Quanti anziani, e vedo mia nonna, mio nonno, vedo me stesso. Gli vorrei dire attento al femore, cazzo. Alla tua età è fragile, si spezza come niente. Fai attenzione, vorrei urlargli. Ma sarebbe ridicolo.
–
Le statistiche dicono che la povertà è in crescita. Circa cinque milioni di persone, pare. Non lo so, ogni giorno un numero diverso, forse sono di più, o di meno. Ma sono tanti. Io li vedo, e c’è stato un momento in cui volevo costruirci una galleria fotografica.
Vedo il vecchio nel cassonetto, vedo il vecchio che chiede l’elemosina con eleganza e buona educazione, vedo il vecchio che infila il dito nella fessura dei soldi spicci delle macchinette automatiche, o che raccoglie cicche. Li guardo e penso che potremmo finirci tutti.
Questa – diciamoci la verità – è la vera angoscia. Non la sua condizione ma la nostra.
–
La povertà è sempre esistita. Chi chiedeva la carità, chi mangiava alle mense, chi non aveva da vivere. C’è sempre stato anche chi provava ad aiutarli e chi tirava dritto. Cos’è cambiato, allora? Il numero. Ma non solo. La tipologia, soprattutto. Sono morte un paio di idee che ci davano sicurezza: hai un lavoro, te la cavi; hai voglia di lavorare, te la caverai sempre.
Questa certezza non c’è più. Non è la povertà che stringe lo stomaco; è il respiro mozzo sul futuro di ciascuno di noi. Non riusciamo più a tirare nei polmoni tutta l’aria che c’è nella vita.
Quando quei corpi si issano, come cani randagi, con una mela, un pezzo di pane raffermo, un cavolfiore moscio, e ti mostrano il volto, non ci leggi i segni del vagabondaggio. Hanno la faccia sbarbata, la maglia pulita, le unghie curate. Hanno volti lavati col sapone, e hanno dormito nel loro letto.
Sono fuori dalle categorie classiche della povertà, che in fondo ci rassicurano. E’ un tossico, è un alcolista, è un malato mentale. Che belle e utili definizioni. Ci sono servite per contenere la paura, per dirci che ognuno della propria vita fa quello che vuole, e se sei ridotto a scavare nella monnezza è un po’ anche colpa tua.
Ora non è più così.
–
Il volto lavato di sapone della vecchia che si tira su dal cassonetto ti dice che oggi tocca a lei, e domani potrebbe toccare a tua mamma.

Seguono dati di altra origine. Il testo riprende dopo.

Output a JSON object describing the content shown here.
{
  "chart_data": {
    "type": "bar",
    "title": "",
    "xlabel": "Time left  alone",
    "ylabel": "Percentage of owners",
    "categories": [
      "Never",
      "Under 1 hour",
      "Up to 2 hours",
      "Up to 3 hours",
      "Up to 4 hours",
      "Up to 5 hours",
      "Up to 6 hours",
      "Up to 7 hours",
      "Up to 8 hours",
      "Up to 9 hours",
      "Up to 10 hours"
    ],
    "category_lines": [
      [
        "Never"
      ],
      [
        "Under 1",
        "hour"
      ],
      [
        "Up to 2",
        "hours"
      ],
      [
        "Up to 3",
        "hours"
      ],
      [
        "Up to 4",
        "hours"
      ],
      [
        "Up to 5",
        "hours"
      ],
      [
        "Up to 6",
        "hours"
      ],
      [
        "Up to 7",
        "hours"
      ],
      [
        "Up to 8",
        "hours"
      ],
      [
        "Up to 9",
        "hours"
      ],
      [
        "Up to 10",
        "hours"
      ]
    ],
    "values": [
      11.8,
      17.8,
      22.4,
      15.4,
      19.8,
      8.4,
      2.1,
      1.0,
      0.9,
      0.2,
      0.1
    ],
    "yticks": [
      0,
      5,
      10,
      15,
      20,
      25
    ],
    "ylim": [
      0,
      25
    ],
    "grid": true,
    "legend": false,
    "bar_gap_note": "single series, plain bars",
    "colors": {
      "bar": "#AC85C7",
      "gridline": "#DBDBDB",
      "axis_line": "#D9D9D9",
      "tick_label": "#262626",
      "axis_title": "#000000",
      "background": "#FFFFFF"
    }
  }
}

Questa cosa è insopportabile.
Ogni mattina, quando vedo queste persone, rimango a fissarle attonito e angosciato. Non so cosa fare. Potrei aiutarle. Ma non faccio niente. Mi sembra che niente io possa fare. Le guardo.
–
L’ultima volta che ne ho visto uno ho stretto in tasca sei euro in monete. Li ho contati con le dita, toccandole, senza vederle. Ma non per darglieli. Per sentire se ce li avevo ancora, e poi dirmi cazzo, meno male.
Perchè sotto tutto il buonismo, come la crosta, c’è l’egoismo. Non tocca ancora a me, meno male. Poi ho chiamato mia mamma. Tutto a posto? Tutto a posto. Anche papà sta bene. Ma fino a quando?
E io, fino a quando?
Spero solo che se dovessi finire, un giorno, a corpo mozzo in un cassonetto per cercare cibo, a nessuno salti in mente di fotografarmi.
È questo il mio pensiero laterale, la mia vergogna.
–
E che, magari, invece di restare lì immobile come un coglione a guardarmi, o a pensare meno male che non tocca a me, mi venga a dare una mano, che piegarsi in un cassonetto è dura davvero, soprattutto ad una certa età, quando hai le mani pulite, e il cuore senza rezza.